# Riemann integrability

• Dec 6th 2009, 06:07 PM
thaopanda
Riemann integrability
Decide which of the functions $f_n$ : [0,1] $\rightarrow$ R with n = 0,1,2, defined by setting:

$f_n(x)$ :=
$(x^n)sin(\frac{1}{2}$ if $0 < x \leq 1$
0 if x = 0

are Riemann integrable on [0,1].

• Dec 6th 2009, 09:54 PM
redsoxfan325
Quote:

Originally Posted by thaopanda
Decide which of the functions $f_n$ : [0,1] $\rightarrow$ R with n = 0,1,2, defined by setting:

$f_n(x)$ :=
$(x^n)sin(\frac{1}{2}$ if $0 < x \leq 1$
0 if x = 0

are Riemann integrable on [0,1].

Is that $f_n(x)=x^n\sin\left(\frac{1}{2}\right)
$
?
• Dec 7th 2009, 05:46 AM
thaopanda
yeah, sorry, I forgot the other parenthesis
• Dec 7th 2009, 07:40 AM
redsoxfan325
Quote:

Originally Posted by thaopanda
yeah, sorry, I forgot the other parenthesis

Well $\sin(1/2)$ is just a number. Call it $k$. So you need to know for which n is $f_n(x)=kx^n$ integrable on $[0,1]$.

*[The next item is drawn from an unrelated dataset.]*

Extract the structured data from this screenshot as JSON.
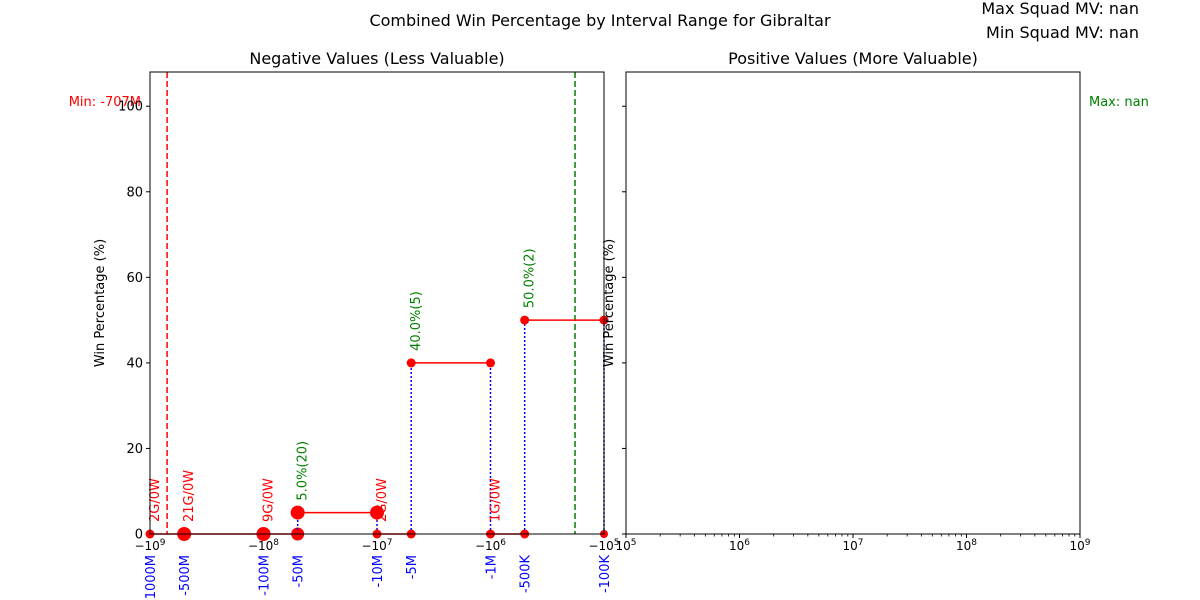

For $n\geq1$, it's continuous and therefore integrable. For $n=0$, you have one removable discontinuity (at $x=0$), so it's also integrable.
• Dec 7th 2009, 07:49 AM
thaopanda
if it was $sin(\frac{1}{x})$, how would that change the problem?
• Dec 7th 2009, 12:12 PM
redsoxfan325
Quote:

Originally Posted by thaopanda
if it was $sin(\frac{1}{x})$, how would that change the problem?

$x^n\sin(1/x)$ is continuous for all $n\geq1$. If $n=0$, the function is still continuous on $(0,1]$ and is therefore integrable.